Do you have someone who is watching out for you? Or, do you prefer complete independence – without having to feel accountable to anyone? A young woman in the Old Testament had someone who was always watching out for her. Was that a good thing or not? Do you have anyone like that in your life?
Both of Esther’s parents had died. An older cousin (Esther 2:7), Mordecai, stepped in and assumed responsibility for her. He had been taken captive from Jerusalem and was now living in Persia with little Esther. It was a heathen country and Mordecai’s God was not respected or honoured in that land.
As Esther matured, the Shushan palace officials selected her to join other young peers who may be favoured by the King. Eventually, one of the women would be selected to be the new Queen.
Mordecai made it his daily business to check in on Esther to see how she was getting along.
And every day Mordecai paced in front of the court of the women’s quarters, to learn of Esther’s welfare and what was happening to her. Esther 2:11
Now that’s commitment! He checked in on her every day! He made it his business to ensure she was safe and doing well.
“Mordecai – please give me some space. Don’t smother me. You’re always hovering – breathing down my neck! The protective bubble days are over. I’m an adult now. Let me go. I’ll manage with my peers just fine. It’s time for me to spread my wings – let me fly on my own.”
No, there’s no indication that Esther ever responded like that. She was a spiritually-minded young woman and the purpose of her life was to honour God and His people. She valued every bit of advice Mordecai gave her. She knew it was for her good and for God’s glory. The checks and balances were a preservative for her.
It’s a very unhealthy sign when a Christian resents someone calling them to see how they are doing. It’s a very scary signal when a young person wants to become more ‘anonymous’ by moving away to distance himself from other Christians. Sometimes shepherd-like Christians try to connect with the believer, but the response is always vague. “I’m not sure – I’ll be in touch.” Trouble may be brewing.
On the other hand, a self-appointed mentor isn’t the answer. I don’t personally ‘assign’ myself to be a person’s mentor. Someone becomes a mentor only after having earned someone’s trust and having established a ‘real’ relationship.
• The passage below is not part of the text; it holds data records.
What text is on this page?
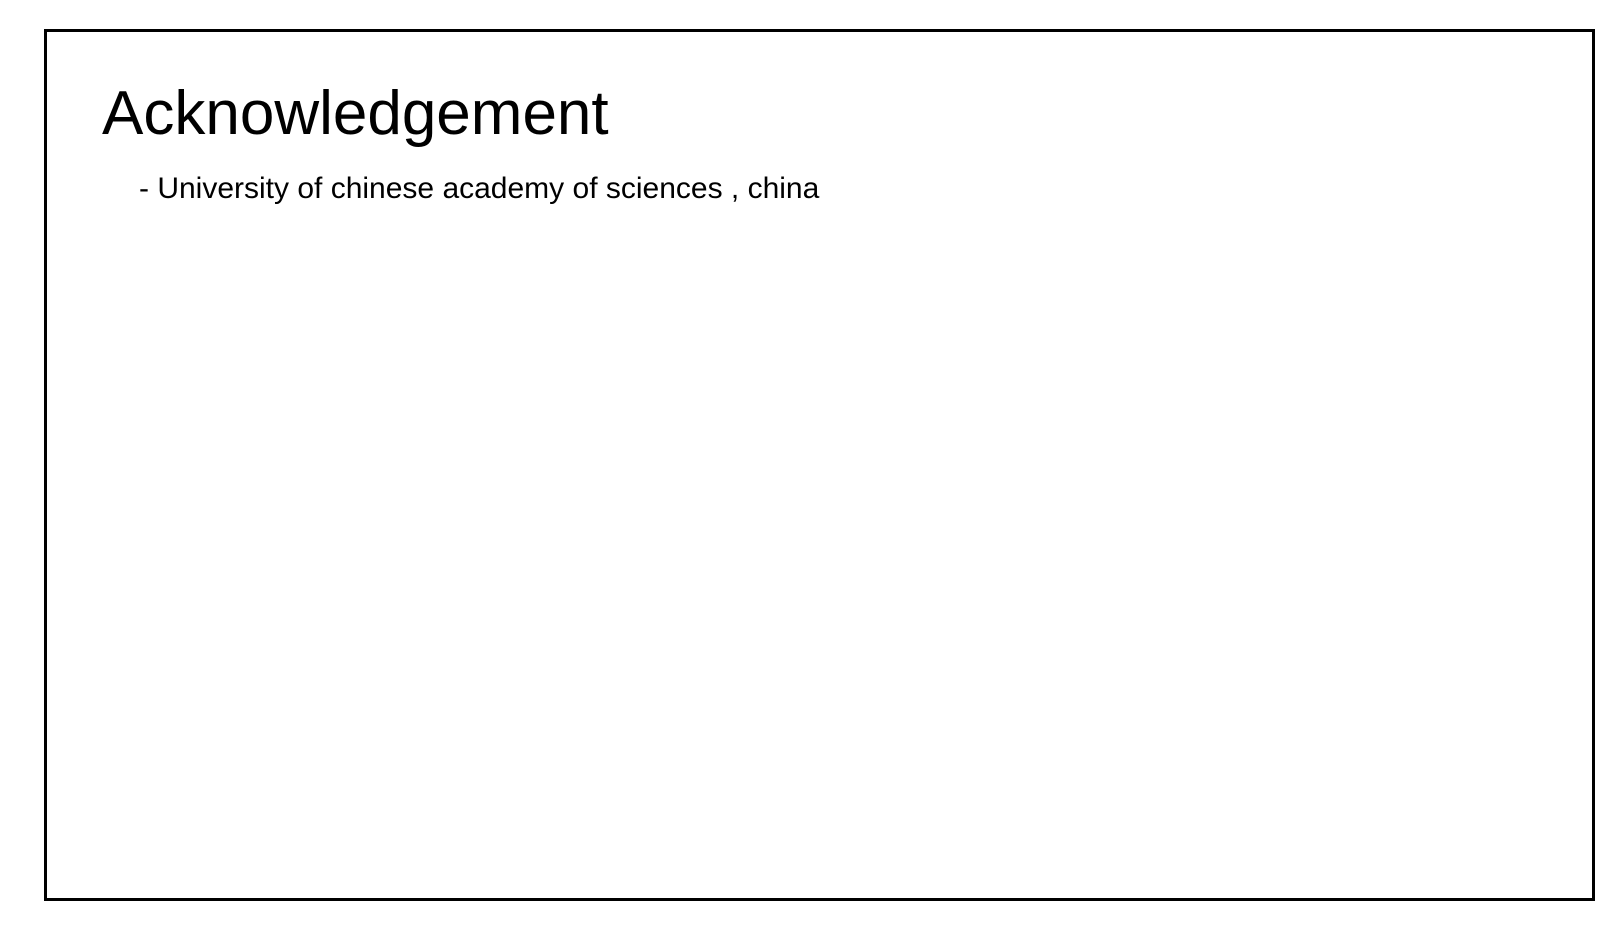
Acknowledgement

- University of chinese academy of sciences , china
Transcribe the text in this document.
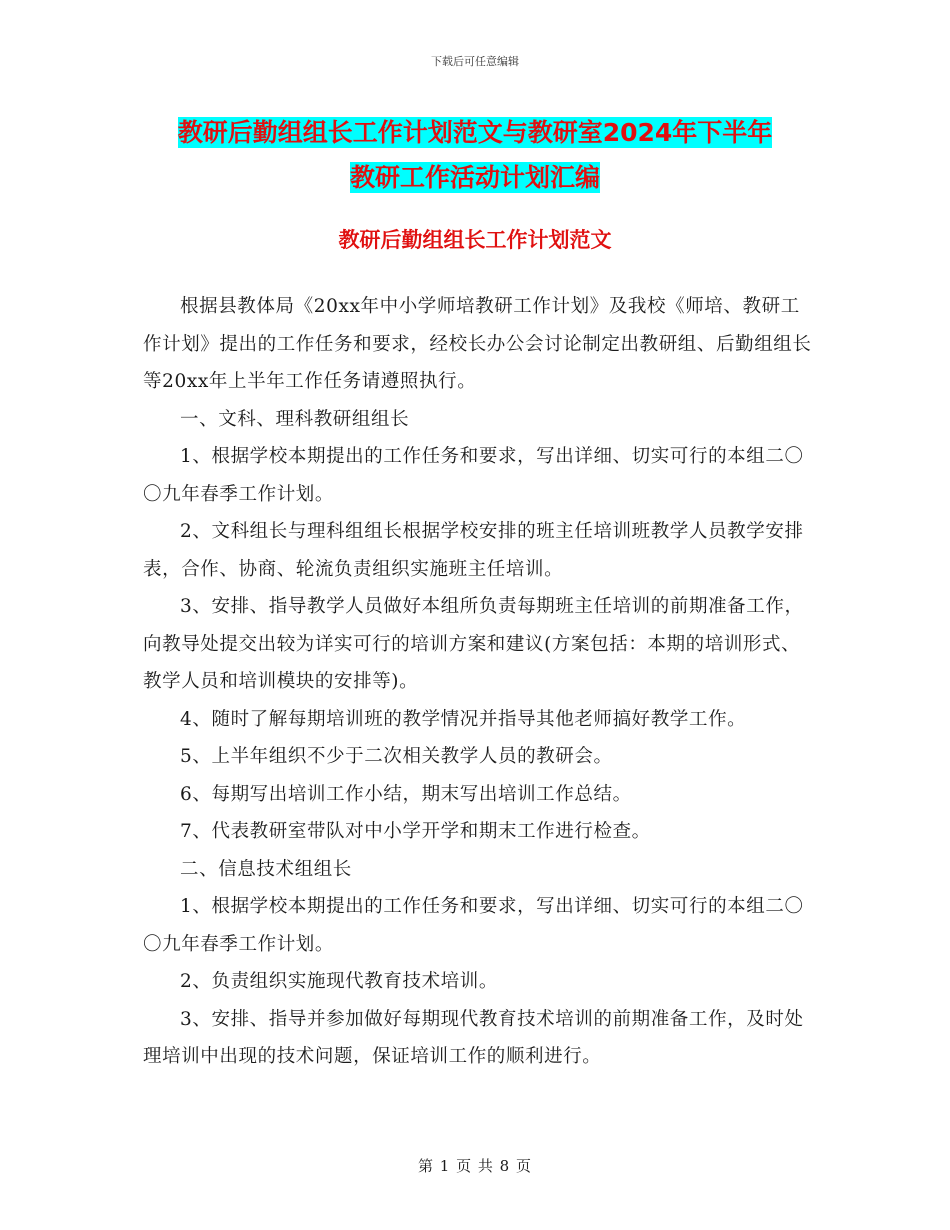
下载后可任意编辑
教研后勤组组长工作计划范文与教研室2024年下半年
教研工作活动计划汇编
教研后勤组组长工作计划范文

根据县教体局《20xx年中小学师培教研工作计划》及我校《师培、教研工作计划》提出的工作任务和要求，经校长办公会讨论制定出教研组、后勤组组长等20xx年上半年工作任务请遵照执行。

一、文科、理科教研组组长

1、根据学校本期提出的工作任务和要求，写出详细、切实可行的本组二〇〇九年春季工作计划。

2、文科组长与理科组组长根据学校安排的班主任培训班教学人员教学安排表，合作、协商、轮流负责组织实施班主任培训。

3、安排、指导教学人员做好本组所负责每期班主任培训的前期准备工作，向教导处提交出较为详实可行的培训方案和建议(方案包括：本期的培训形式、教学人员和培训模块的安排等)。

4、随时了解每期培训班的教学情况并指导其他老师搞好教学工作。

5、上半年组织不少于二次相关教学人员的教研会。

6、每期写出培训工作小结，期末写出培训工作总结。

7、代表教研室带队对中小学开学和期末工作进行检查。

二、信息技术组组长

1、根据学校本期提出的工作任务和要求，写出详细、切实可行的本组二〇〇九年春季工作计划。

2、负责组织实施现代教育技术培训。

3、安排、指导并参加做好每期现代教育技术培训的前期准备工作，及时处理培训中出现的技术问题，保证培训工作的顺利进行。

第 1 页 共 8 页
People can quickly discern who is just plain nosey or looking for ‘place’- versus someone who really does have a concern and love for their well-being. If you connect with the person (and you may not), then that believer would probably love to have you involved in their life, taking an interest in their struggles, choices and their future.
If you don’t already have a spiritual mentor, talk to someone you respect. Ask them if they would watch out for you; give them permission to check-up on you. In a local assembly of believers, one of the roles of an overseer is “to watch for your souls, as they that must give an account, that they may do it with joy and not with grief: for that is unprofitable to you.“ (Hebrews 13:17)
And, if someone ever trusts you and honours you by asking you to watch out for them, may the Lord give you the burden of heart to do it with the faithfulness, consistency and love of a Mordecai.